Itulah akibat ulah tangan-tangan pejabat dan pengusaha nakal negeri ini, dengan dalih investasi tambang nikel dengan harapan mendapatkan devisa besar bagi negara, tapi malah merusak kawasan konservasi penting dunia dan kawasan Global Geopark UNESCO (United Nation Educational, Scientific and Cultural Organization) Raja Ampat. Dalam suatu acara pernah bupati Raja Ampat mengatakan: “izin tambang dipegang pusat, daerah hanya bisa menonton kerusakanya” (www.updatenusantara.com).
Jalan Keluar
Manusia diciptakan Allah untuk menghamba kepada-Nya dan Allah juga berikan bumi untuk dikelola manusia sesuai aturan-Nya agar mendapat kebaikan dan manfaat sehingga bisa tenang beribadah tanpa menyekutukan-Nya (syirik) dengan yang lain.
Allah berfirman : “Dia (Allah) telah menciptakan kalian dari bumi (tanah) dan menjadikan kalian pemakmurnya. Karena itu mohonlah ampunan-Nya, lalu bertobatlah kepada Dia. “Sungguh Tuhanku amat dekat (rahmat-Nya) lagi memperkenankan (doa hamba-Nya)”. (TQS. Hud[11]; 61).

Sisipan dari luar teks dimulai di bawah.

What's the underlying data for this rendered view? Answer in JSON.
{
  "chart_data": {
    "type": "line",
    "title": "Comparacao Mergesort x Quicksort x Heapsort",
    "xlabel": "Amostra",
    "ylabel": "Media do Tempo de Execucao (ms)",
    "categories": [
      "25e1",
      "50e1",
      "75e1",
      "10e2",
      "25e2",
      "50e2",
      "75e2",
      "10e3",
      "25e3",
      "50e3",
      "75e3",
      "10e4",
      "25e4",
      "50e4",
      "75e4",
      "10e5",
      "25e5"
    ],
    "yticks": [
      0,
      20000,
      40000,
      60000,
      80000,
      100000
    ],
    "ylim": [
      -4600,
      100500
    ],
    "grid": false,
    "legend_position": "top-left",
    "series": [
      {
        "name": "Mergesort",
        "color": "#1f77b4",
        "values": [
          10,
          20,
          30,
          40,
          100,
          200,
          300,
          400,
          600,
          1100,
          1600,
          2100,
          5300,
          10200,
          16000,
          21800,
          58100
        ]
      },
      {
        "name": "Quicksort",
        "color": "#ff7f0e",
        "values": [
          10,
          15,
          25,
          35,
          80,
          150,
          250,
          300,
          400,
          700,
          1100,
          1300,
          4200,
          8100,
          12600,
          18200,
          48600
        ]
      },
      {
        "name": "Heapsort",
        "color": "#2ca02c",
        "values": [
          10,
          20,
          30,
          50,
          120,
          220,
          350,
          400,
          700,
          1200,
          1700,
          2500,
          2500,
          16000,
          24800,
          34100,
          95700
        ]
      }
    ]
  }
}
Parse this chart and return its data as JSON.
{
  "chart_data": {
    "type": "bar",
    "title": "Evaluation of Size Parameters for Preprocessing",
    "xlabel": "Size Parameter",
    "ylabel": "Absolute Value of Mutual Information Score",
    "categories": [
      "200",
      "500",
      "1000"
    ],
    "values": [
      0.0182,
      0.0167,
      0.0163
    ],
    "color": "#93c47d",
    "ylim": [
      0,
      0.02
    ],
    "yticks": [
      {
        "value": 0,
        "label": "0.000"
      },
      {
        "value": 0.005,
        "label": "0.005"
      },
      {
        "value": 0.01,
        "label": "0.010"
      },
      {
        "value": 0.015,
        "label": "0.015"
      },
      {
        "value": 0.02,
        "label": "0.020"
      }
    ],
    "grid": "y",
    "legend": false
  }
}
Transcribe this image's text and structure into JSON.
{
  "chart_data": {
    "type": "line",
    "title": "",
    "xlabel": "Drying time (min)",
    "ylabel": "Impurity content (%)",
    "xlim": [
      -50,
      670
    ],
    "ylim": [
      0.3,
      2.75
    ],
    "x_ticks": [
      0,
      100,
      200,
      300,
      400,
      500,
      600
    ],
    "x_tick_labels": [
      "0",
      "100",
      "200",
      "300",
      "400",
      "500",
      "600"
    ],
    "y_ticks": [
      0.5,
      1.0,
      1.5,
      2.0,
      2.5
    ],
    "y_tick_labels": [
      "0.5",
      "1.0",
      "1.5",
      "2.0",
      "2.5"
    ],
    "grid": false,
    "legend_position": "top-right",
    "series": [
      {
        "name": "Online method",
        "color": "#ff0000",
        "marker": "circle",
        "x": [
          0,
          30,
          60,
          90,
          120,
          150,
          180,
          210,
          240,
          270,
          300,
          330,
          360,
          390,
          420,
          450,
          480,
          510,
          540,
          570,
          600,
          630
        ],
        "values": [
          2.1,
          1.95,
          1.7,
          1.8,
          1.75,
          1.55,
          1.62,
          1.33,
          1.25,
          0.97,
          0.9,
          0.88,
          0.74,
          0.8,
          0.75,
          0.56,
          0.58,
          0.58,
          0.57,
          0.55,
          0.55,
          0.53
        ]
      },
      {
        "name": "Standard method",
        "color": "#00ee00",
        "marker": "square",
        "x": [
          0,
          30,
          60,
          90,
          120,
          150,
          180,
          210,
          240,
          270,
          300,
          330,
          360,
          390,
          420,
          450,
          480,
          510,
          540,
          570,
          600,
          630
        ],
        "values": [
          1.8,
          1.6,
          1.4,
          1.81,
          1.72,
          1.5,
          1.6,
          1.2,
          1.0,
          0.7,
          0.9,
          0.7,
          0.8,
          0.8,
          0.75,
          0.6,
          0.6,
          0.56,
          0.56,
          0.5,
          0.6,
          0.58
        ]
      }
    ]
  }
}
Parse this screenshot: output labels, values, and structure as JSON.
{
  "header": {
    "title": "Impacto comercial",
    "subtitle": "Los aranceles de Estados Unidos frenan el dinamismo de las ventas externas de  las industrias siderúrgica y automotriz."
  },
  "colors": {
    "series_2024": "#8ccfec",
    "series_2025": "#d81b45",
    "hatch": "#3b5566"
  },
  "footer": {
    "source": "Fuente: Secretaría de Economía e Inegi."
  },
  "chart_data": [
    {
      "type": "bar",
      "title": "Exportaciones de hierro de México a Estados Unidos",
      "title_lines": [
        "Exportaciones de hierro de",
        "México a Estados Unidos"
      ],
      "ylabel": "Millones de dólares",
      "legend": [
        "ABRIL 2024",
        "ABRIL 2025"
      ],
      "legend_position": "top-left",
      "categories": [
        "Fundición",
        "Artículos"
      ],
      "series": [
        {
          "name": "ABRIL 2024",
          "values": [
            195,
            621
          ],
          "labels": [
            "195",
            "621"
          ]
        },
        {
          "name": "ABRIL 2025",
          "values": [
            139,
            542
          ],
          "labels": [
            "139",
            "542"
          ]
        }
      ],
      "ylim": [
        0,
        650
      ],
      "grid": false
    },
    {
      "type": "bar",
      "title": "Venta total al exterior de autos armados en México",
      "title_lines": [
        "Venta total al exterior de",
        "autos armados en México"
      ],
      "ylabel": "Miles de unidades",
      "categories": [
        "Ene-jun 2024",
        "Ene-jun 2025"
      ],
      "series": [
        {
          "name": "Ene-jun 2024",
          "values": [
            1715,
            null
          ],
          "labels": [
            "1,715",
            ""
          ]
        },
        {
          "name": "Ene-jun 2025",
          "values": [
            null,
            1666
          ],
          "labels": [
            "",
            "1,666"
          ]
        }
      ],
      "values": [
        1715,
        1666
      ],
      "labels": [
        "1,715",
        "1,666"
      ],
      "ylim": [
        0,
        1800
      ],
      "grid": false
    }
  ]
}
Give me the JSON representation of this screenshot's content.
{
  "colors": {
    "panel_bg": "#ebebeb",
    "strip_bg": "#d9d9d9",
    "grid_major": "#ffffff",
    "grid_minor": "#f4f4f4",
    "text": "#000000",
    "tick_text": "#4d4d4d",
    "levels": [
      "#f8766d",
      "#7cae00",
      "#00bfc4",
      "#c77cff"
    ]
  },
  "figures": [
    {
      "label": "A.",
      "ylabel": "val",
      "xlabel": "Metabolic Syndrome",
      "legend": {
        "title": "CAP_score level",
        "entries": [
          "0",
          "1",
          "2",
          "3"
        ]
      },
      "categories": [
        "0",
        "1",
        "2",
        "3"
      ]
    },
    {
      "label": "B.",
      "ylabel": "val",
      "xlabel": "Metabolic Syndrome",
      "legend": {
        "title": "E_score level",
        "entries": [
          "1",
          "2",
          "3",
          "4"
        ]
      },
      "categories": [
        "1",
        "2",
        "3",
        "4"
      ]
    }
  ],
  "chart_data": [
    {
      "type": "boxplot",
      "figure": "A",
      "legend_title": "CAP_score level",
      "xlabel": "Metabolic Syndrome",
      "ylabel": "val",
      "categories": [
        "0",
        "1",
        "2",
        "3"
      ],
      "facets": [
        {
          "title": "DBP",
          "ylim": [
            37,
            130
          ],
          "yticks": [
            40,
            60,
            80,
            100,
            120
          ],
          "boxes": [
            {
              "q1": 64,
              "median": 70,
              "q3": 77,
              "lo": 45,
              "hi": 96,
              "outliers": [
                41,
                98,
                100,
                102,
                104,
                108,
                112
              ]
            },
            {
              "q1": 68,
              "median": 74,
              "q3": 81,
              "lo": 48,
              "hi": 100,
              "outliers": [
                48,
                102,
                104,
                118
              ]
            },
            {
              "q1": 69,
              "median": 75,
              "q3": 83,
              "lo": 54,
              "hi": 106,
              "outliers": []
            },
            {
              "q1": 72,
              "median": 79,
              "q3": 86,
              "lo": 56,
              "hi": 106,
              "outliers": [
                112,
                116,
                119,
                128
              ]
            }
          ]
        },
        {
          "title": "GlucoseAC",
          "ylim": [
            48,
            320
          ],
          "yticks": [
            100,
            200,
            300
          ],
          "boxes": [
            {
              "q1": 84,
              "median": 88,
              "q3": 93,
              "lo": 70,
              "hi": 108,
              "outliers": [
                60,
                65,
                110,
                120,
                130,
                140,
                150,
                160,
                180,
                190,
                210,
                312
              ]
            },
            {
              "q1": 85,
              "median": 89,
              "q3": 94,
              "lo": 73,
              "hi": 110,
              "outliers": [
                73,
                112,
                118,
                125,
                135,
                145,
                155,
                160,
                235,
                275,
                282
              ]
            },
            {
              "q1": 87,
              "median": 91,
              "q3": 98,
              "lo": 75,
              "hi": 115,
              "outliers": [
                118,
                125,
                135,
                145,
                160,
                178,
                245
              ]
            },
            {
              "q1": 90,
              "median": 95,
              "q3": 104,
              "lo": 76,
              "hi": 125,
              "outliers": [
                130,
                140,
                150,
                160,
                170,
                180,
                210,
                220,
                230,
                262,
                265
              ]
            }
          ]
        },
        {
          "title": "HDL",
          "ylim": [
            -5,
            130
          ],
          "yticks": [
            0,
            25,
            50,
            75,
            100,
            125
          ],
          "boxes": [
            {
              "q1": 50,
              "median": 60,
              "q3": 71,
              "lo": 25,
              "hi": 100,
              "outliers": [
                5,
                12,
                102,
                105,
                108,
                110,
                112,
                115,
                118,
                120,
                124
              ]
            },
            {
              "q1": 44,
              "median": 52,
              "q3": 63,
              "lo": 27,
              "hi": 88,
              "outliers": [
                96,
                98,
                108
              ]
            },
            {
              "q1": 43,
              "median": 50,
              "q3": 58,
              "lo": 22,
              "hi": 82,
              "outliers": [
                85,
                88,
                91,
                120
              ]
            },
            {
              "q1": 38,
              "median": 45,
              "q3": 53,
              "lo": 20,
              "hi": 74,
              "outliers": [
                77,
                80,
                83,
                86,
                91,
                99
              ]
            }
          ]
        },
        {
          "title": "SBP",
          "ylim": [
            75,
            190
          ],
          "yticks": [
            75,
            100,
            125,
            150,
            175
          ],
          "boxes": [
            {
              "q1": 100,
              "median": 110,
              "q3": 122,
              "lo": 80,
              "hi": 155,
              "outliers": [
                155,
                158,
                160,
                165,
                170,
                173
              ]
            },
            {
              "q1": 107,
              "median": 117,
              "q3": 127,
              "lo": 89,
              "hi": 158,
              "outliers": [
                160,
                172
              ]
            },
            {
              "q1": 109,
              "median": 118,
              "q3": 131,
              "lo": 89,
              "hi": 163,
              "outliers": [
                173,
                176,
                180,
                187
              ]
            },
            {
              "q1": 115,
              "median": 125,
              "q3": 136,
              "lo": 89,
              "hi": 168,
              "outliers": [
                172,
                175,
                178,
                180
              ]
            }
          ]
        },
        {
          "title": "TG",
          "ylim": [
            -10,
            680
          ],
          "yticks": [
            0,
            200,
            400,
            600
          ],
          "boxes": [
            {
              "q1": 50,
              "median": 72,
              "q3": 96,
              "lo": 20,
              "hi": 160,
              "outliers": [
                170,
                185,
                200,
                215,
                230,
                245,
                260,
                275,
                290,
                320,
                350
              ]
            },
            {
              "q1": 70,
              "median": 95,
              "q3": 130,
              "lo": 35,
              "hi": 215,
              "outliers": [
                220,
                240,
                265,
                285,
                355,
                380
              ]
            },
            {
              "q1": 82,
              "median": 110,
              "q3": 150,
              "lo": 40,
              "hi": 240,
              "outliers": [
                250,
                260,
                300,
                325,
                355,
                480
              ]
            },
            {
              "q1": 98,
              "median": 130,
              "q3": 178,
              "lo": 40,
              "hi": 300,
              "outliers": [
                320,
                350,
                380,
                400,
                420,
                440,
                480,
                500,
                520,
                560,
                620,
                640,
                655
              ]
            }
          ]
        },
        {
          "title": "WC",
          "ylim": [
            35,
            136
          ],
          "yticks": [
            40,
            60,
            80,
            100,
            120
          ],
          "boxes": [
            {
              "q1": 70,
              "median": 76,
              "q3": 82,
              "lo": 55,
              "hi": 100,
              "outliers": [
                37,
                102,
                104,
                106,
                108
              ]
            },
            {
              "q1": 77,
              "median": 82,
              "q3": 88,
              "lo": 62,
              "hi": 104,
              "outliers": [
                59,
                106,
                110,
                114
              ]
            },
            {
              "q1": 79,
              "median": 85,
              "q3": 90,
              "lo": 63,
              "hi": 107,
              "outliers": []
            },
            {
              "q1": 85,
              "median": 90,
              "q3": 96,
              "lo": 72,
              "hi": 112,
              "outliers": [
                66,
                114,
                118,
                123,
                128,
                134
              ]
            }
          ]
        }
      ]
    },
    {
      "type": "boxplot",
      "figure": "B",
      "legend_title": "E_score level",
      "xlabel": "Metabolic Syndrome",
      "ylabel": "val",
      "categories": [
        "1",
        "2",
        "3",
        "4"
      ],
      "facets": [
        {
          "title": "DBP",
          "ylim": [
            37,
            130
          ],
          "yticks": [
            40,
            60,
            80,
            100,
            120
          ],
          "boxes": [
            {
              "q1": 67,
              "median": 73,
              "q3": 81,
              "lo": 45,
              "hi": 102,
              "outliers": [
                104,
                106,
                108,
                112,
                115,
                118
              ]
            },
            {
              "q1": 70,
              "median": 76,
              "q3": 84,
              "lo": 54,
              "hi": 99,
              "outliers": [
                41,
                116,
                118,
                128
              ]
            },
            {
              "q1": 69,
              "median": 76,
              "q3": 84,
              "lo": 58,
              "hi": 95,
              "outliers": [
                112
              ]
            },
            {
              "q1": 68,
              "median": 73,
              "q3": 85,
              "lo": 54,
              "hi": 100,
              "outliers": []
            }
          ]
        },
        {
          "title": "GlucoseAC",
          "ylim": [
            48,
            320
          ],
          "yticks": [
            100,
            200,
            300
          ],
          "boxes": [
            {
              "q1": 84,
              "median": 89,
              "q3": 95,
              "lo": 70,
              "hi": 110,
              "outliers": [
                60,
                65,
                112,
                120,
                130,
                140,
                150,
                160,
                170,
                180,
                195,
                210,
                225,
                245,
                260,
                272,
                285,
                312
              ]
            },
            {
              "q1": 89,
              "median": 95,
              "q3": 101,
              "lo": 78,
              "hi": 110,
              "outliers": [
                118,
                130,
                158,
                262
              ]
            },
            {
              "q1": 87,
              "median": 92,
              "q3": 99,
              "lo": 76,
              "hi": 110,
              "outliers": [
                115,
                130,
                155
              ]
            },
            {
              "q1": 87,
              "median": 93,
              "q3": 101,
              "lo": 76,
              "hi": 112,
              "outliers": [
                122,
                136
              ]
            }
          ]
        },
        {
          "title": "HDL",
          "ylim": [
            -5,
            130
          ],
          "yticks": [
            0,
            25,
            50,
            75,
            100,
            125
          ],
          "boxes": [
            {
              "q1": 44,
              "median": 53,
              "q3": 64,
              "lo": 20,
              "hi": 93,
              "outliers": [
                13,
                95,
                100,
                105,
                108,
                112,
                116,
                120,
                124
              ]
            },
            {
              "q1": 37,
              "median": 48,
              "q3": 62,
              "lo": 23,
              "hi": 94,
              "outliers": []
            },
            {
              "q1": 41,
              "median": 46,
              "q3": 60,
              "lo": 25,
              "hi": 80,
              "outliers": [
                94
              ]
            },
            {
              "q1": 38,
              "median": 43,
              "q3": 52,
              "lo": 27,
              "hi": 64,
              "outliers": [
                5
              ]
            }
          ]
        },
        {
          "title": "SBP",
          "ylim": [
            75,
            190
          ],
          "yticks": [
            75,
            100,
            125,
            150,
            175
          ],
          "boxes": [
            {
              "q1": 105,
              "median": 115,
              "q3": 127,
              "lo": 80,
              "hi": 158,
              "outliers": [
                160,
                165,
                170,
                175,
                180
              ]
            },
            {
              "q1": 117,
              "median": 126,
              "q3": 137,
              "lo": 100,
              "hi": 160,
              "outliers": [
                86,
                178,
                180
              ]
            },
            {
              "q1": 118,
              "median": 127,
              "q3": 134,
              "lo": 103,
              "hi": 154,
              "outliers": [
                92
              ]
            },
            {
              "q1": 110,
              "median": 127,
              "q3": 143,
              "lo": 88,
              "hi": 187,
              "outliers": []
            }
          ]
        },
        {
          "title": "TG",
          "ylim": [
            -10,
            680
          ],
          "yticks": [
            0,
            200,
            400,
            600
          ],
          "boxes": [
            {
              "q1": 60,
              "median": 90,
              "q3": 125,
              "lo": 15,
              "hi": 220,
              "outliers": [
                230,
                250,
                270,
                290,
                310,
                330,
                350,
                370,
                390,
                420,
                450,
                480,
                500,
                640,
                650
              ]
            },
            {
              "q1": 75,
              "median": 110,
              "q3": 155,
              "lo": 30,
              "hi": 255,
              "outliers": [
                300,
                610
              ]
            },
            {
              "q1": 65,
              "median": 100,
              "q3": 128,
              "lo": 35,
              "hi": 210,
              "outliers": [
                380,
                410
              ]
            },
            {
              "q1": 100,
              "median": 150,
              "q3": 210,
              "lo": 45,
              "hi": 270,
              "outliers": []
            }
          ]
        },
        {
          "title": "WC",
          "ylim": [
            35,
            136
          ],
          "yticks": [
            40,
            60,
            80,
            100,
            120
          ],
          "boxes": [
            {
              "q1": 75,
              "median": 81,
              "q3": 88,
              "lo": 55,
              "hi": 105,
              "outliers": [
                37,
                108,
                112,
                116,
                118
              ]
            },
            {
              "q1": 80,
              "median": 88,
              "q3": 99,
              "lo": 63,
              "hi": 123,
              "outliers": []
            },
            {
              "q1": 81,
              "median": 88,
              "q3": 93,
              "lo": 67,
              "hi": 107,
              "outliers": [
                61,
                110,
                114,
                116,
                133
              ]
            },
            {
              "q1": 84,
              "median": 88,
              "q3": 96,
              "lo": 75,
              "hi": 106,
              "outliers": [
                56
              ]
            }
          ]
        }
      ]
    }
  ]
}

Islam juga telah mengatur pengelolaan sumber daya alam (SDA), termasuk tambang nikel. Tambang yang jumlahnya banyak termasuk milik umum (milkiyah ammah), maka harus dikelola oleh negara dalam sistem ekonomi Islam dan hasilnya dikembalikan kepada masyarakat untuk kesejahteraan.
Hal itu ditegaskan Rasulullah SAW: “Kaum Muslim berserikat (dalam hal kepemilikan) atas tiga perkara: padang rumput, air dan api" (HR. Abu Dawud dan Ahmad).
Dari hadist tersebut maka tambang nikel, emas, minyak, batubara, uranium dan lain-lain termasuk kategori “api” milik umum. Permasalahan tambang di Raja Ampat tak ubahnya seperti gunung es, masih banyak pengelolaan tambang bermasalah lainya di seluruh Indonesia, seperti kasus tambang nikel PT Vale Indonesia di Sulawesi Selatan, PT Freeport Indonesia di Papua dan lain-lain.
Di samping pemegang otoritas pertambangan yang nakal dan tidak amanah, juga disebabkan diterapkanya sistem ekonomi kapitalis yang jauh dari adil. Oleh karena itu agar kerusakan lingkungan secara massif tidak terulang lagi, terhindar dari konflik dan menjadikan sumber daya alam (SDA) mensejahterakan rakyat maka harus ada kemauan bersama (good will) seluruh warga menerapkan ekonomi Islam melalui institusi negara warisan Rasulullah SAW, khilafah.